Meta isn’t offering up Llama 2 alone. It has support with some major partners that are already making the model available to their customers, including AI startups Hugging Face, Databricks, and OctoML.

Microsoft, which has invested $10 billion in OpenAI, will nonetheless also offer Llama 2 downloads to developers for use in the cloud or on Windows. At a conference for Microsoft customers last week, CEO Satya Nadella talked excitedly about developers being able to use Meta’s open source AI alongside the proprietary offerings of OpenAI. Amazon’s cloud division, AWS, also offers access to Llama 2.

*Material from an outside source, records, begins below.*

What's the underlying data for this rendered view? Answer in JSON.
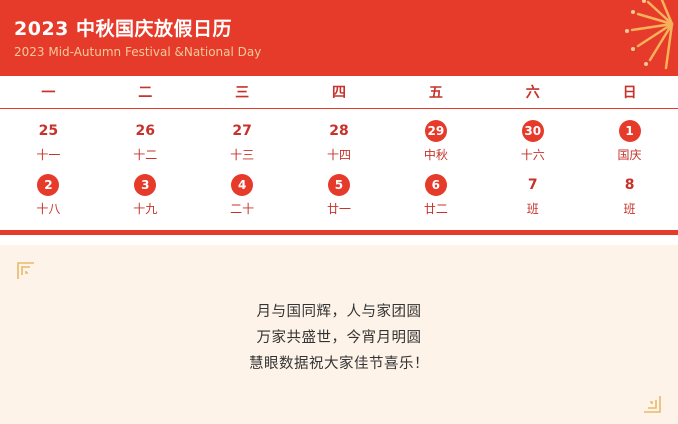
{
  "header": {
    "title": "2023 中秋国庆放假日历",
    "subtitle": "2023 Mid-Autumn Festival &National Day",
    "decoration_icon": "firework-icon"
  },
  "weekdays": [
    "一",
    "二",
    "三",
    "四",
    "五",
    "六",
    "日"
  ],
  "weeks": [
    [
      {
        "num": "25",
        "sub": "十一",
        "holiday": false
      },
      {
        "num": "26",
        "sub": "十二",
        "holiday": false
      },
      {
        "num": "27",
        "sub": "十三",
        "holiday": false
      },
      {
        "num": "28",
        "sub": "十四",
        "holiday": false
      },
      {
        "num": "29",
        "sub": "中秋",
        "holiday": true
      },
      {
        "num": "30",
        "sub": "十六",
        "holiday": true
      },
      {
        "num": "1",
        "sub": "国庆",
        "holiday": true
      }
    ],
    [
      {
        "num": "2",
        "sub": "十八",
        "holiday": true
      },
      {
        "num": "3",
        "sub": "十九",
        "holiday": true
      },
      {
        "num": "4",
        "sub": "二十",
        "holiday": true
      },
      {
        "num": "5",
        "sub": "廿一",
        "holiday": true
      },
      {
        "num": "6",
        "sub": "廿二",
        "holiday": true
      },
      {
        "num": "7",
        "sub": "班",
        "holiday": false
      },
      {
        "num": "8",
        "sub": "班",
        "holiday": false
      }
    ]
  ],
  "greeting": {
    "lines": [
      "月与国同辉，人与家团圆",
      "万家共盛世，今宵月明圆",
      "慧眼数据祝大家佳节喜乐！"
    ]
  },
  "colors": {
    "accent": "#e63a2b",
    "text_red": "#c7322a",
    "bottom_bg": "#fdf3e8",
    "subtitle": "#f6c99a"
  }
}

Ahmad Al-Dahle, Meta’s vice president for generative AI, declines to say what role the leak of the first Llama model played in the company’s new strategy for Llama 2.

“If you look back at Meta’s history, we've been a huge proponent of open source,” he says, pointing to the example of PyTorch, a popular tool for developers working with machine learning. “One of the major motivations for building a community around this was that we saw there was demand beyond researchers to work on these models and improve them.” Al-Dahle says work is already underway on the development of Llama 3, but he would not specify how it will be different.

Though Llama 2 lends credibility to Meta as a leader in open source AI, not all aspects of the release can be characterized as open. The training data used to create the model is described in release materials only as “publicly available online sources,” and the company won’t offer further details about what went into the model’s creation.